Will Oldham, who was usually performed as Bonnie Prince Billy, spent his career to find new approaches to old styles, often through partnership with new collaborators. The purple bird He indicates that Oldham does not seem troubled if he remains busy and curious.

The new primary operator this time is the David “Ferg” Ferguson, a producer, engineer and music in Nashville, and pointed to his work with Johnny Cash, Stugill Simpson, and Cowboy Jack Clement. Ferguson gets some credits in writing songs and his hand is to achieve this record, but it still looks like Oldham (as much as this means anything). Instead of appearing like Nashville’s modern record, The purple bird It is a comfortable place for Oldham, well built on Americana traditions without looking great or without art.

The last individual and inaugural track provides “Turn to Dust (rolling on)” the necessary context of the album. Through the fixed popular number, Oldham considers that we will all be soon, using the point not to put it off, but our suggestion is that we choose quickly. This aspect of Schmaltz (a feature of the records that highlights his art) remains, and sings lines like, “If we rely on love to raise us up / things will be fine for you and me.” It is a small pie, but Oldham is affected by The purple bird It makes it work.

The first individual song, “Our House”, uses her Blugarian feeling to provide a plan for this appropriate way to live before we move to dust. “Look at the eyes of the people we meet,” sings. “Thus we make it our house.” In difficult times, it makes sense to turn into topical simplicity. Oldham really seems to be at home on this pieces, and gives his comfortable behavior the song is its right accent.

Bonnie Brinns Billy looks completely comfortable, but this does not mean that he is in a state of rest. Many of his paths deal with immediate realistic concerns, sometimes with educational messages. The “estuary” uses a soft approach to address environmental fears about a direct slogan: “It is time to remember that we all live in the direction of the river.” It is a beautiful number but a little on the nose. The “cut guns for guns” for cowards “enjoy more fun with politics. The band plays the clown, ready for the salon, where Oldham asks us,” Who will shoot, then how will you feel / conflict? Or destroy? “The song has some brutal moments, all of which wears small singalong clothes.
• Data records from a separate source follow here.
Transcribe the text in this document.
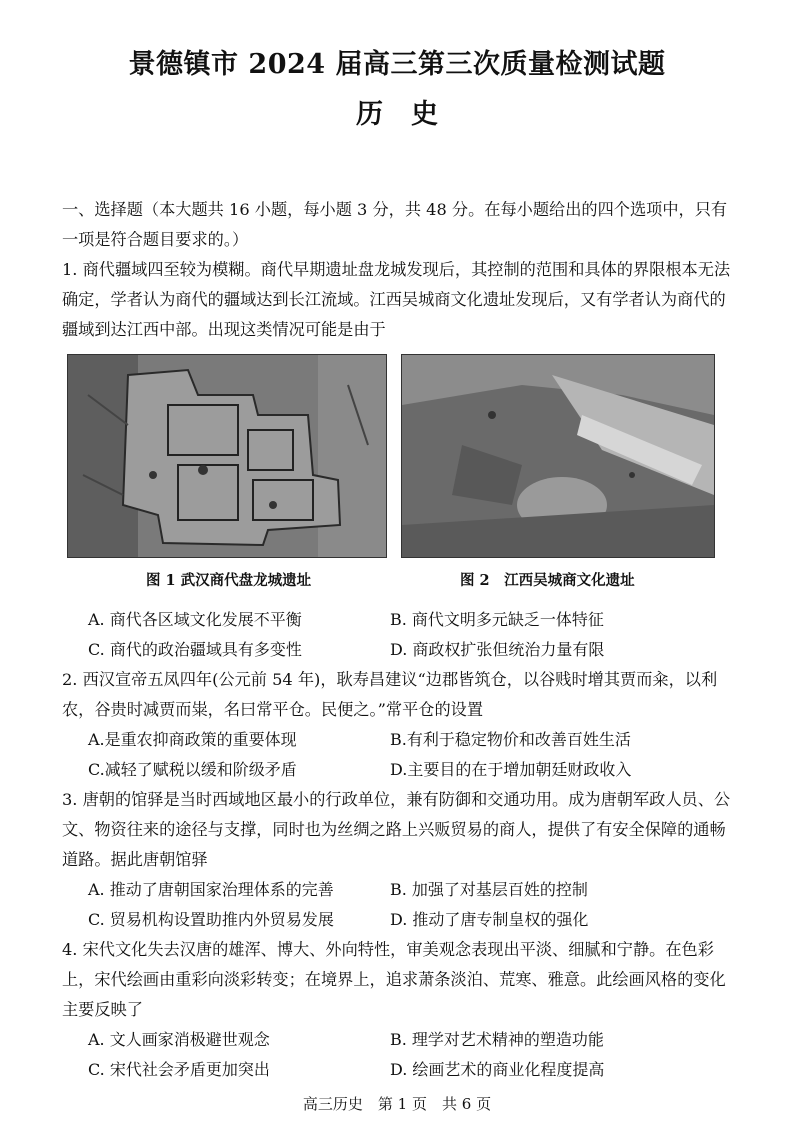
景德镇市 2024 届高三第三次质量检测试题
历史
一、选择题（本大题共 16 小题，每小题 3 分，共 48 分。在每小题给出的四个选项中，只有一项是符合题目要求的。）
1. 商代疆域四至较为模糊。商代早期遗址盘龙城发现后，其控制的范围和具体的界限根本无法确定，学者认为商代的疆域达到长江流域。江西吴城商文化遗址发现后，又有学者认为商代的疆域到达江西中部。出现这类情况可能是由于
图 1 武汉商代盘龙城遗址	图 2　江西吴城商文化遗址
A. 商代各区域文化发展不平衡	B. 商代文明多元缺乏一体特征
C. 商代的政治疆域具有多变性	D. 商政权扩张但统治力量有限
2. 西汉宣帝五凤四年(公元前 54 年)，耿寿昌建议“边郡皆筑仓，以谷贱时增其贾而籴，以利农，谷贵时减贾而粜，名曰常平仓。民便之。”常平仓的设置
A.是重农抑商政策的重要体现	B.有利于稳定物价和改善百姓生活
C.减轻了赋税以缓和阶级矛盾	D.主要目的在于增加朝廷财政收入
3. 唐朝的馆驿是当时西域地区最小的行政单位，兼有防御和交通功用。成为唐朝军政人员、公文、物资往来的途径与支撑，同时也为丝绸之路上兴贩贸易的商人，提供了有安全保障的通畅道路。据此唐朝馆驿
A. 推动了唐朝国家治理体系的完善	B. 加强了对基层百姓的控制
C. 贸易机构设置助推内外贸易发展	D. 推动了唐专制皇权的强化
4. 宋代文化失去汉唐的雄浑、博大、外向特性，审美观念表现出平淡、细腻和宁静。在色彩上，宋代绘画由重彩向淡彩转变；在境界上，追求萧条淡泊、荒寒、雅意。此绘画风格的变化主要反映了
A. 文人画家消极避世观念	B. 理学对艺术精神的塑造功能
C. 宋代社会矛盾更加突出	D. 绘画艺术的商业化程度提高
高三历史　第 1 页　共 6 页
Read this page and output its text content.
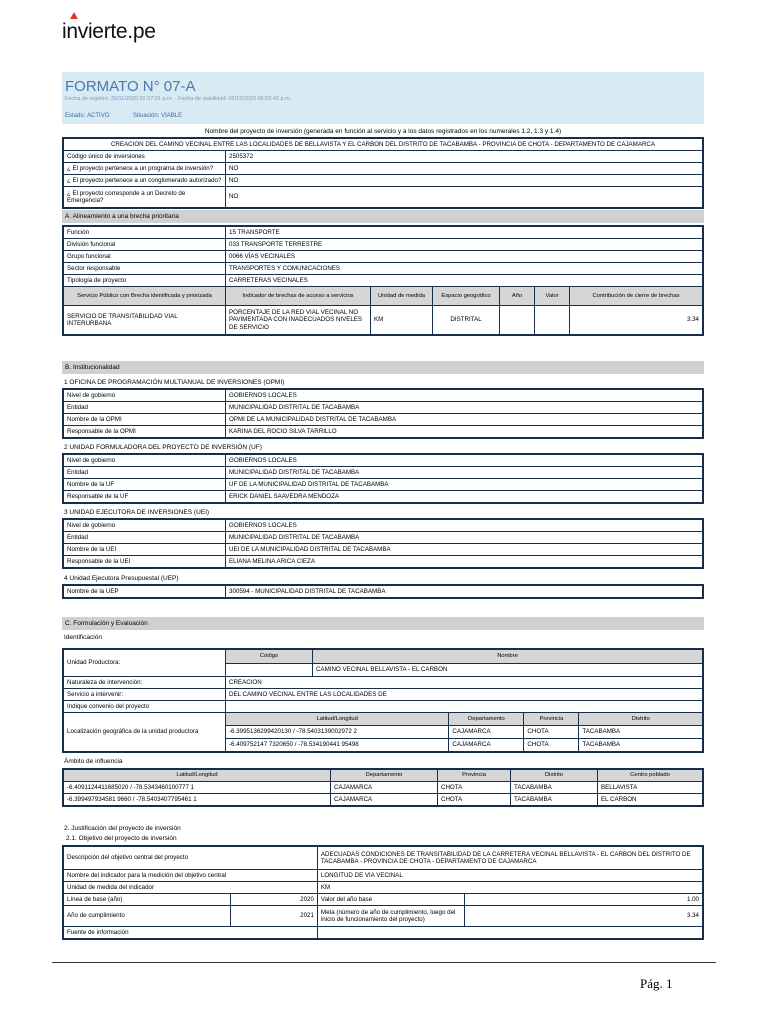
invierte.pe
FORMATO N° 07-A
Fecha de registro: 30/11/2020 02:37:01 p.m. - Fecha de viabilidad: 03/12/2020 06:03:42 p.m.
Estado: ACTIVO	Situación: VIABLE
Nombre del proyecto de inversión (generada en función al servicio y a los datos registrados en los numerales 1.2, 1.3 y 1.4)
CREACION DEL CAMINO VECINAL ENTRE LAS LOCALIDADES DE BELLAVISTA Y EL CARBON DEL DISTRITO DE TACABAMBA - PROVINCIA DE CHOTA - DEPARTAMENTO DE CAJAMARCA	
Código único de inversiones	2505372
¿ El proyecto pertenece a un programa de inversión?	NO
¿ El proyecto pertenece a un conglomerado autorizado?	NO
¿ El proyecto corresponde a un Decreto de Emergencia?	NO
A. Alineamiento a una brecha prioritaria
Función	15 TRANSPORTE					
División funcional	033 TRANSPORTE TERRESTRE					
Grupo funcional	0066 VÍAS VECINALES					
Sector responsable	TRANSPORTES Y COMUNICACIONES					
Tipología de proyecto	CARRETERAS VECINALES					
Servicio Público con Brecha identificada y priorizada	Indicador de brechas de acceso a servicios	Unidad de medida	Espacio geográfico	Año	Valor	Contribución de cierre de brechas
SERVICIO DE TRANSITABILIDAD VIAL INTERURBANA	PORCENTAJE DE LA RED VIAL VECINAL NO PAVIMENTADA CON INADECUADOS NIVELES DE SERVICIO	KM	DISTRITAL			3.34
B. Institucionalidad
1 OFICINA DE PROGRAMACIÓN MULTIANUAL DE INVERSIONES (OPMI)
Nivel de gobierno	GOBIERNOS LOCALES
Entidad	MUNICIPALIDAD DISTRITAL DE TACABAMBA
Nombre de la OPMI	OPMI DE LA MUNICIPALIDAD DISTRITAL DE TACABAMBA
Responsable de la OPMI	KARINA DEL ROCIO SILVA TARRILLO
2 UNIDAD FORMULADORA DEL PROYECTO DE INVERSIÓN (UF)
Nivel de gobierno	GOBIERNOS LOCALES
Entidad	MUNICIPALIDAD DISTRITAL DE TACABAMBA
Nombre de la UF	UF DE LA MUNICIPALIDAD DISTRITAL DE TACABAMBA
Responsable de la UF	ERICK DANIEL SAAVEDRA MENDOZA
3 UNIDAD EJECUTORA DE INVERSIONES (UEI)
Nivel de gobierno	GOBIERNOS LOCALES
Entidad	MUNICIPALIDAD DISTRITAL DE TACABAMBA
Nombre de la UEI	UEI DE LA MUNICIPALIDAD DISTRITAL DE TACABAMBA
Responsable de la UEI	ELIANA MELINA ARICA CIEZA
4 Unidad Ejecutora Presupuestal (UEP)
Nombre de la UEP	300594 - MUNICIPALIDAD DISTRITAL DE TACABAMBA
C. Formulación y Evaluación
Identificación
Unidad Productora:	Código	Nombre			
		CAMINO VECINAL BELLAVISTA - EL CARBON			
Naturaleza de intervención:	CREACION				
Servicio a intervenir:	DEL CAMINO VECINAL ENTRE LAS LOCALIDADES DE				
Indique convenio del proyecto					
Localización geográfica de la unidad productora	Latitud/Longitud		Departamento	Provincia	Distrito
	-6.3995136299420130 / -78.5403139002972 2		CAJAMARCA	CHOTA	TACABAMBA
	-6.409752147 7320650 / -78.534190441 95498		CAJAMARCA	CHOTA	TACABAMBA
Ámbito de influencia
Latitud/Longitud	Departamento	Provincia	Distrito	Centro poblado
-6.4091124411685020 / -78.5343460100777 1	CAJAMARCA	CHOTA	TACABAMBA	BELLAVISTA
-6.399497934581 9660 / -78.5403407795461 1	CAJAMARCA	CHOTA	TACABAMBA	EL CARBON
2. Justificación del proyecto de inversión
2.1. Objetivo del proyecto de inversión
Descripción del objetivo central del proyecto		ADECUADAS CONDICIONES DE TRANSITABILIDAD DE LA CARRETERA VECINAL BELLAVISTA - EL CARBON DEL DISTRITO DE TACABAMBA - PROVINCIA DE CHOTA - DEPARTAMENTO DE CAJAMARCA	
Nombre del indicador para la medición del objetivo central		LONGITUD DE VIA VECINAL	
Unidad de medida del indicador		KM	
Línea de base (año)	2020	Valor del año base	1.00
Año de cumplimiento	2021	Meta (número de año de cumplimiento, luego del inicio de funcionamiento del proyecto)	3.34
Fuente de información			
Pág. 1
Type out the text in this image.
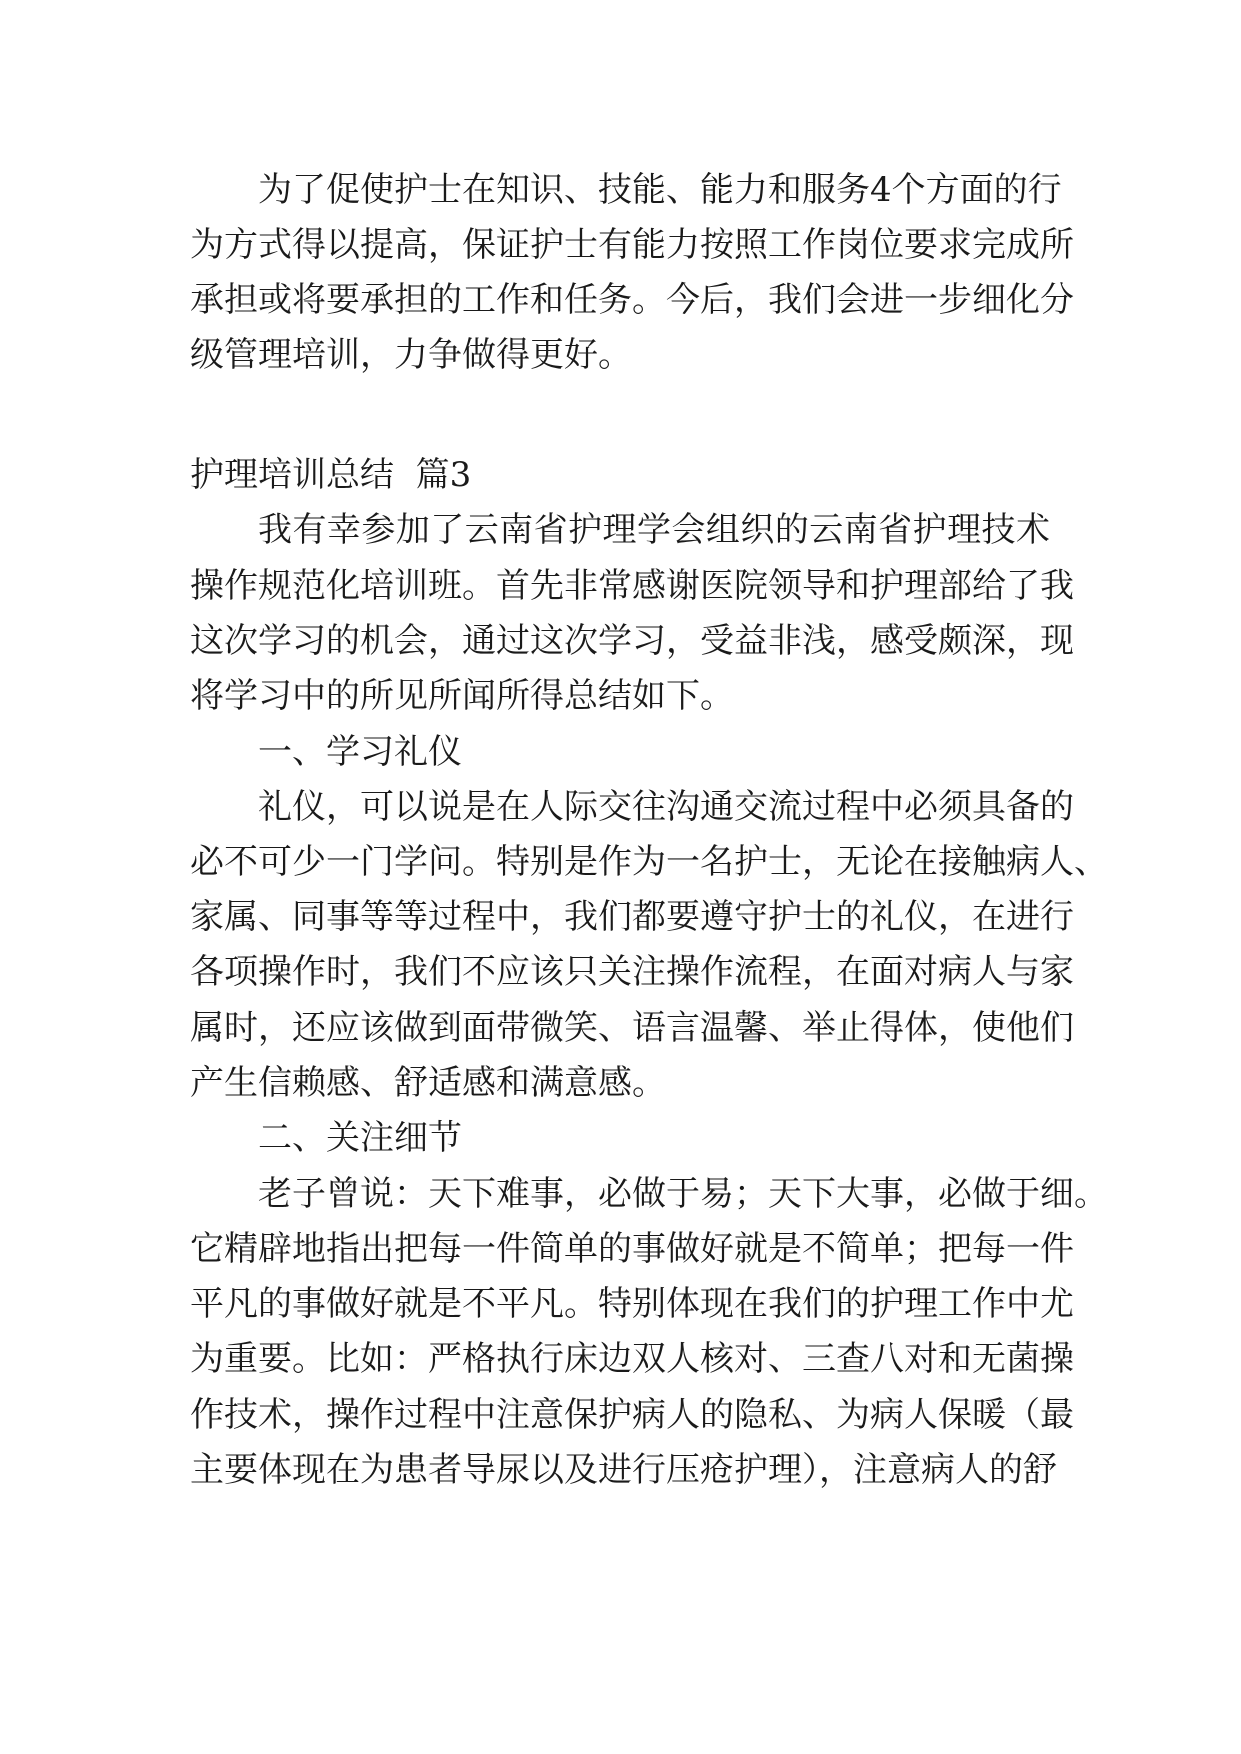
为了促使护士在知识、技能、能力和服务4个方面的行
为方式得以提高，保证护士有能力按照工作岗位要求完成所
承担或将要承担的工作和任务。今后，我们会进一步细化分
级管理培训，力争做得更好。
护理培训总结  篇3
我有幸参加了云南省护理学会组织的云南省护理技术
操作规范化培训班。首先非常感谢医院领导和护理部给了我
这次学习的机会，通过这次学习，受益非浅，感受颇深，现
将学习中的所见所闻所得总结如下。
一、学习礼仪
礼仪，可以说是在人际交往沟通交流过程中必须具备的
必不可少一门学问。特别是作为一名护士，无论在接触病人、
家属、同事等等过程中，我们都要遵守护士的礼仪，在进行
各项操作时，我们不应该只关注操作流程，在面对病人与家
属时，还应该做到面带微笑、语言温馨、举止得体，使他们
产生信赖感、舒适感和满意感。
二、关注细节
老子曾说：天下难事，必做于易；天下大事，必做于细。
它精辟地指出把每一件简单的事做好就是不简单；把每一件
平凡的事做好就是不平凡。特别体现在我们的护理工作中尤
为重要。比如：严格执行床边双人核对、三查八对和无菌操
作技术，操作过程中注意保护病人的隐私、为病人保暖（最
主要体现在为患者导尿以及进行压疮护理），注意病人的舒
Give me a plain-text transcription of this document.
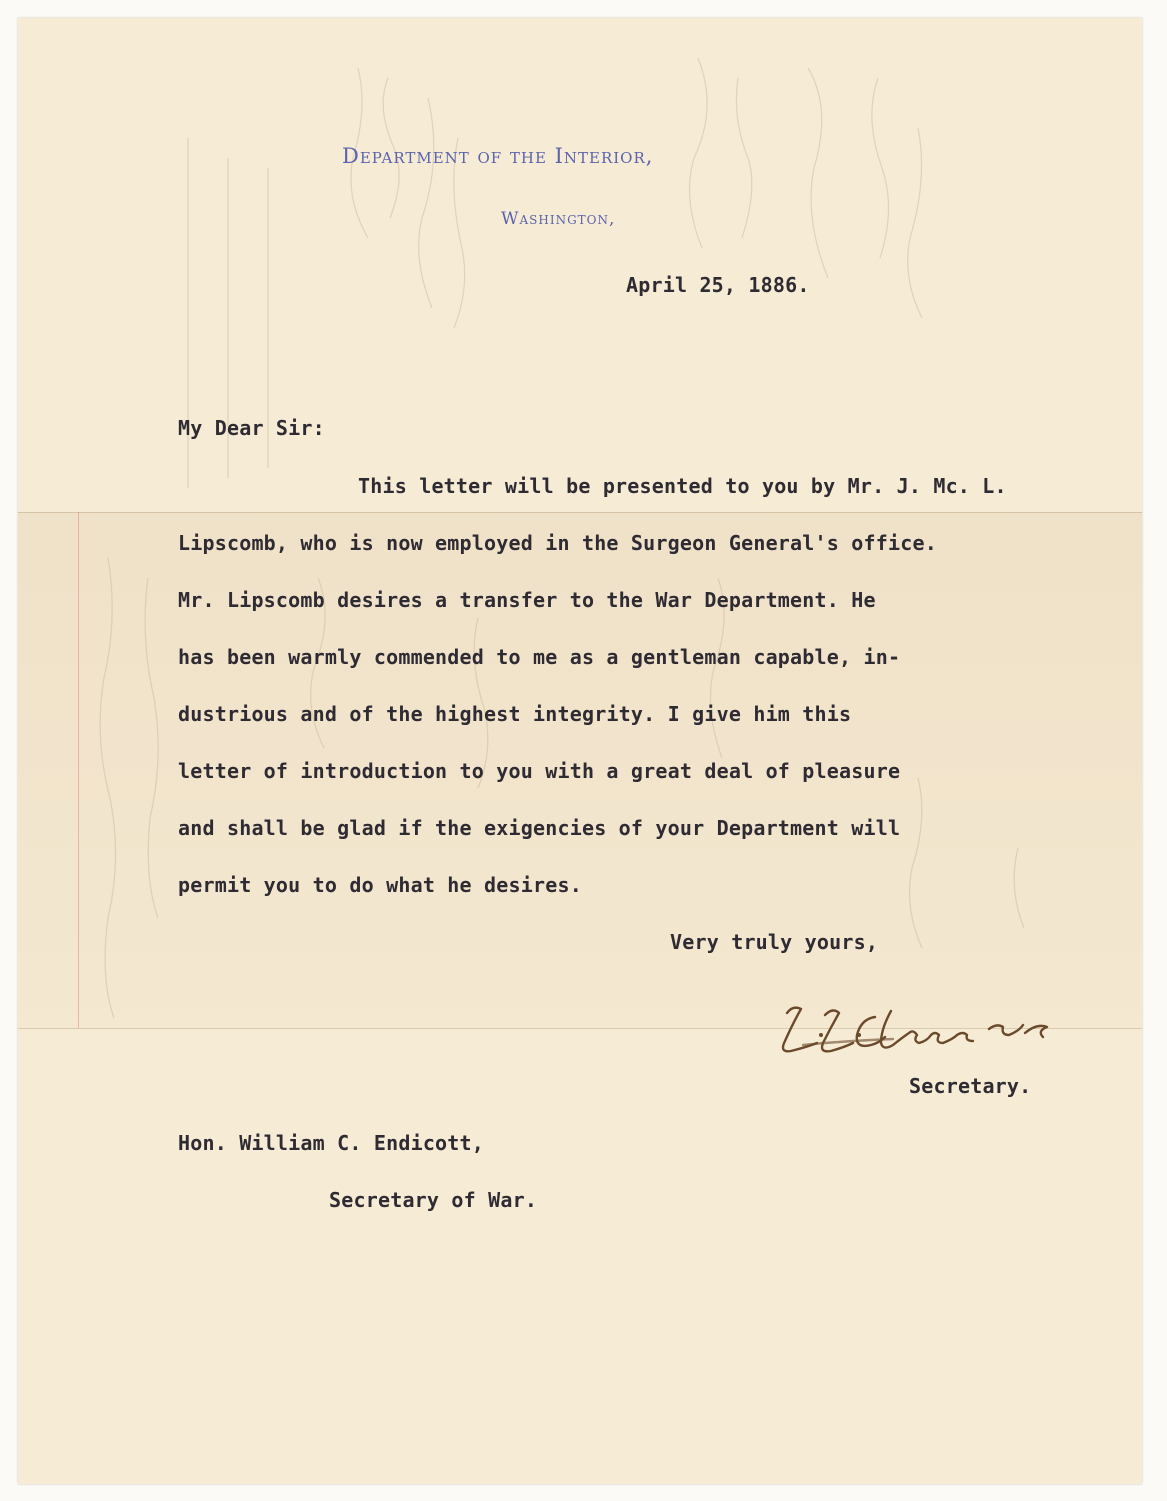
Department of the Interior,
Washington,
April 25, 1886.
My Dear Sir:
This letter will be presented to you by Mr. J. Mc. L.
Lipscomb, who is now employed in the Surgeon General's office.
Mr. Lipscomb desires a transfer to the War Department. He
has been warmly commended to me as a gentleman capable, in-
dustrious and of the highest integrity. I give him this
letter of introduction to you with a great deal of pleasure
and shall be glad if the exigencies of your Department will
permit you to do what he desires.
Very truly yours,
Secretary.
Hon. William C. Endicott,
Secretary of War.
These cuts work, however The purple bird It reaches some of its highest points when Oldham finds joy in life, which has become a resistant shape. It offers some invitations to Dip Skiny Dip, and these lines please, but with the development of the album, it takes almost a sense of baptism. Everything in the record is appropriate for part of finding a healthy way through unavoidable disorders, not only in our time but to try to obtain it in general. Oldham mixes the problems of comic relationship (“tonight with dogs that sleep”) with romantic destruction (“Boise, Idaho”).

The purple birdThe overwhelming complexity promotes any approach to a specific path. There are great existential questions, especially “Is my feather in vain?” And the constant awareness of the struggle. However, Oldham avoids despair, and you find that love and society are ultimately the keys to moving forward. Surprisingly, clichés look, but the strength of his art lies in making an accurate and gained statement.

The center of the people of the countryside allows the rhythms that can be reached while handing them over with great skill, and therefore the entire large statement comes and benefits from normal life. Bonnie Prince Pelly may want to wander, but he looks best for him when he looks at home, as he does here.